The purpose of some definitions, like Definition 3 and 4, is not clear. They are not related to previous definitions and are not really defining anything, which cannot be simply described in the text. Definition 1 defines a "Web data stream", but Definition 2 refers to a "Web stream".
Figures and tables are placed at random positions, which makes the paper very uncomfortable to read. For instance, Figure 4 is placed on page 7, but is discussed only on page 8.

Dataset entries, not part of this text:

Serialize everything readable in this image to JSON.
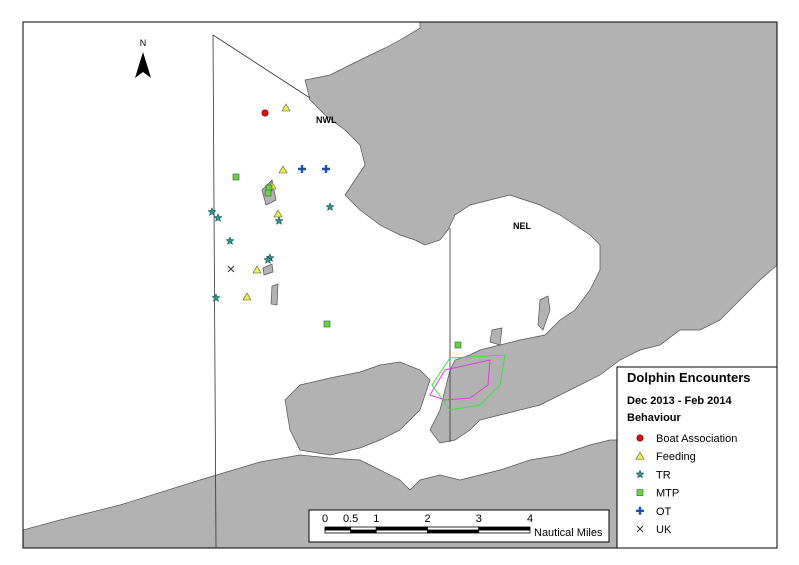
{
  "map": {
    "north": "N",
    "area_labels": [
      "NWL",
      "NEL"
    ]
  },
  "legend": {
    "title": "Dolphin Encounters",
    "subtitle": "Dec 2013 - Feb 2014",
    "heading": "Behaviour",
    "entries": [
      "Boat Association",
      "Feeding",
      "TR",
      "MTP",
      "OT",
      "UK"
    ]
  },
  "scale_bar": {
    "ticks": [
      0,
      0.5,
      1,
      2,
      3,
      4
    ],
    "unit": "Nautical Miles"
  }
}
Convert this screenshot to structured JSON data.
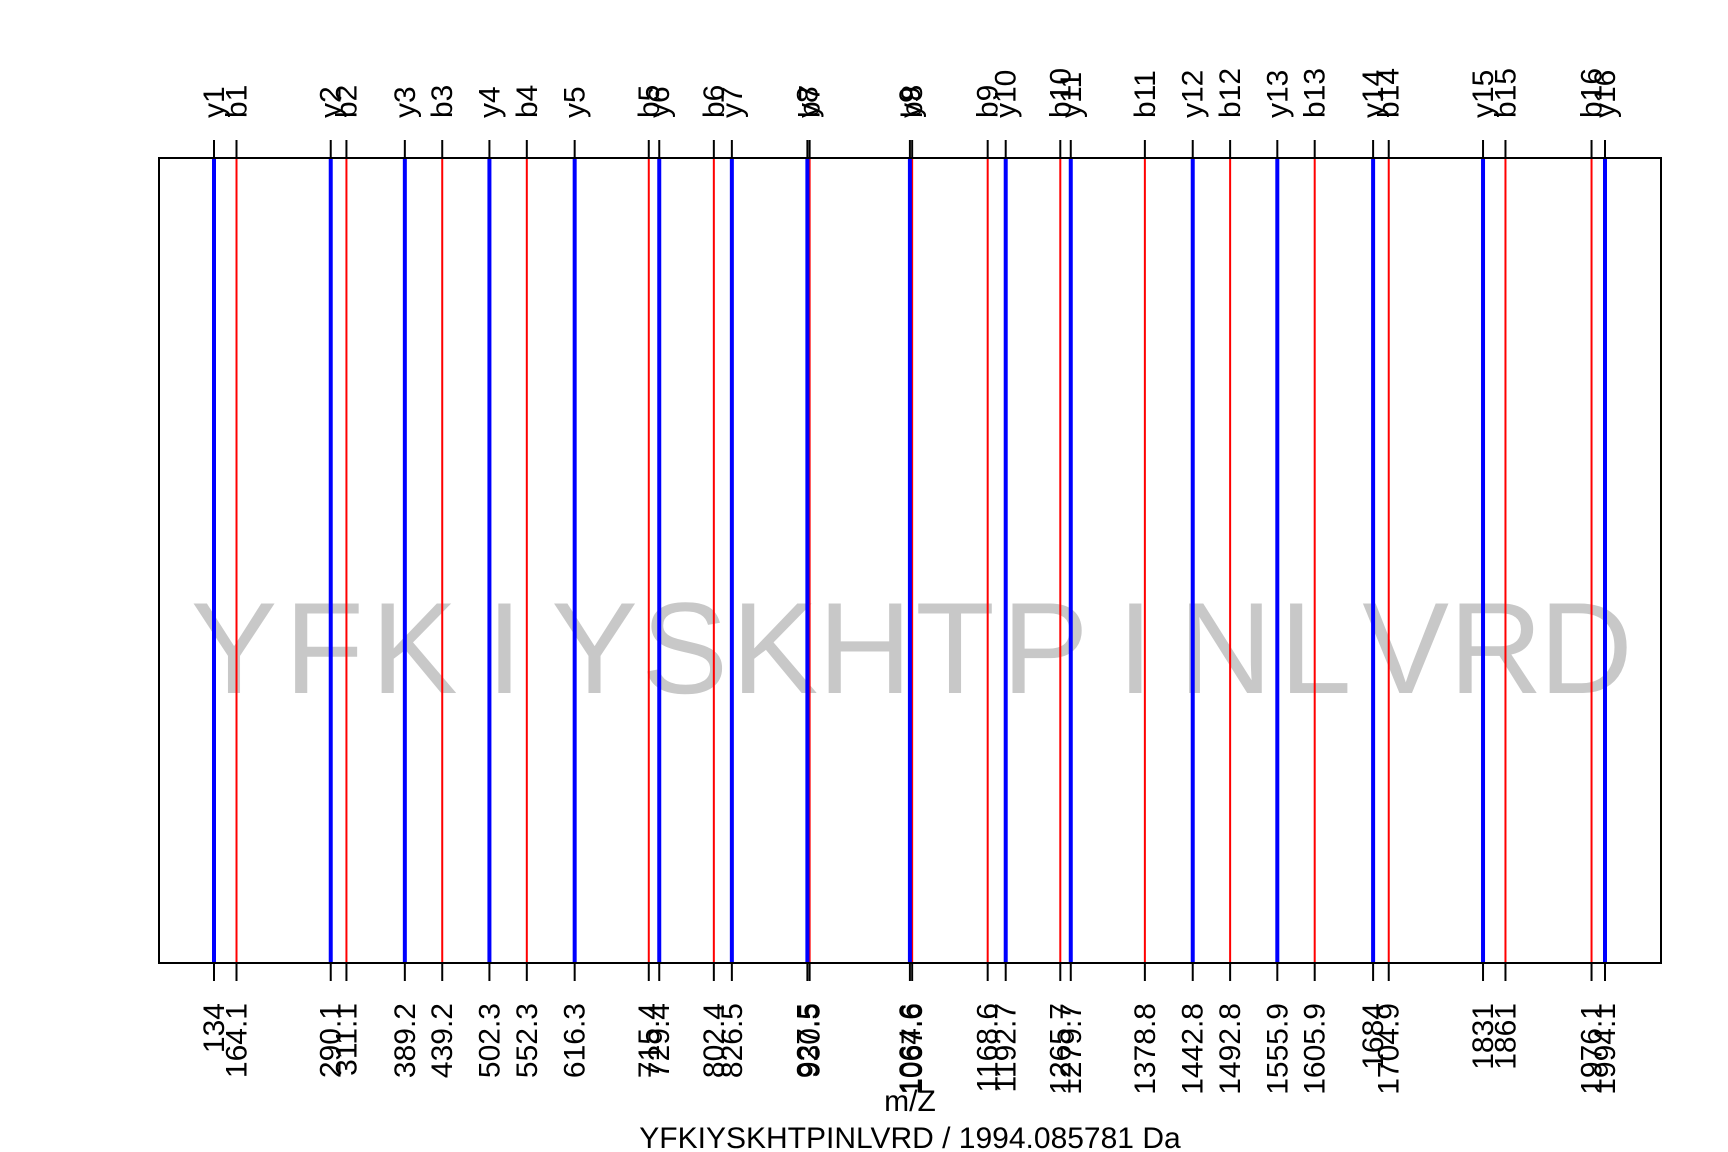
{
  "chart_data": {
    "type": "fragment-ion-spectrum",
    "xlabel": "m/Z",
    "subtitle": "YFKIYSKHTPINLVRD / 1994.085781 Da",
    "sequence_letters": [
      "Y",
      "F",
      "K",
      "I",
      "Y",
      "S",
      "K",
      "H",
      "T",
      "P",
      "I",
      "N",
      "L",
      "V",
      "R",
      "D"
    ],
    "xlim": [
      134,
      1994.1
    ],
    "colors": {
      "b": "#ff0000",
      "y": "#0000ff",
      "frame": "#000000",
      "watermark": "#c8c8c8"
    },
    "series": [
      {
        "name": "b",
        "ions": [
          {
            "label": "b1",
            "mz": 164.1,
            "tick": "164.1"
          },
          {
            "label": "b2",
            "mz": 311.1,
            "tick": "311.1"
          },
          {
            "label": "b3",
            "mz": 439.2,
            "tick": "439.2"
          },
          {
            "label": "b4",
            "mz": 552.3,
            "tick": "552.3"
          },
          {
            "label": "b5",
            "mz": 715.4,
            "tick": "715.4"
          },
          {
            "label": "b6",
            "mz": 802.4,
            "tick": "802.4"
          },
          {
            "label": "b7",
            "mz": 930.5,
            "tick": "930.5"
          },
          {
            "label": "b8",
            "mz": 1067.6,
            "tick": "1067.6"
          },
          {
            "label": "b9",
            "mz": 1168.6,
            "tick": "1168.6"
          },
          {
            "label": "b10",
            "mz": 1265.7,
            "tick": "1265.7"
          },
          {
            "label": "b11",
            "mz": 1378.8,
            "tick": "1378.8"
          },
          {
            "label": "b12",
            "mz": 1492.8,
            "tick": "1492.8"
          },
          {
            "label": "b13",
            "mz": 1605.9,
            "tick": "1605.9"
          },
          {
            "label": "b14",
            "mz": 1704.9,
            "tick": "1704.9"
          },
          {
            "label": "b15",
            "mz": 1861,
            "tick": "1861"
          },
          {
            "label": "b16",
            "mz": 1976.1,
            "tick": "1976.1"
          }
        ]
      },
      {
        "name": "y",
        "ions": [
          {
            "label": "y1",
            "mz": 134,
            "tick": "134"
          },
          {
            "label": "y2",
            "mz": 290.1,
            "tick": "290.1"
          },
          {
            "label": "y3",
            "mz": 389.2,
            "tick": "389.2"
          },
          {
            "label": "y4",
            "mz": 502.3,
            "tick": "502.3"
          },
          {
            "label": "y5",
            "mz": 616.3,
            "tick": "616.3"
          },
          {
            "label": "y6",
            "mz": 729.4,
            "tick": "729.4"
          },
          {
            "label": "y7",
            "mz": 826.5,
            "tick": "826.5"
          },
          {
            "label": "y8",
            "mz": 927.5,
            "tick": "927.5"
          },
          {
            "label": "y9",
            "mz": 1064.6,
            "tick": "1064.6"
          },
          {
            "label": "y10",
            "mz": 1192.7,
            "tick": "1192.7"
          },
          {
            "label": "y11",
            "mz": 1279.7,
            "tick": "1279.7"
          },
          {
            "label": "y12",
            "mz": 1442.8,
            "tick": "1442.8"
          },
          {
            "label": "y13",
            "mz": 1555.9,
            "tick": "1555.9"
          },
          {
            "label": "y14",
            "mz": 1684,
            "tick": "1684"
          },
          {
            "label": "y15",
            "mz": 1831,
            "tick": "1831"
          },
          {
            "label": "y16",
            "mz": 1994.1,
            "tick": "1994.1"
          }
        ]
      }
    ]
  }
}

References are mixed up, e.g., on page 2, the footnote referring to CES is placed near OWL-S.
Typos
- defines a collection of immutable objects that evolve -> evolves (?) since an immutable object cannot evolve
and arbitrary use of capitalization
- Semantic Web vs. semantic web.

Suitability: The authors could better represent the selected ontologies. Many of them use shared vocabularies or are extending other considered ontologies. Maybe a figure showing dependencies between the ontologies would help to simplify the presentation.
Conclusions repeat the results reported in the paper. It would be more interesting to get the opinion of the authors about the ontologies, like what is good, which things can be improved, etc. The survey, in my opinion, should not only review existing things but do it critically, thus guiding future research.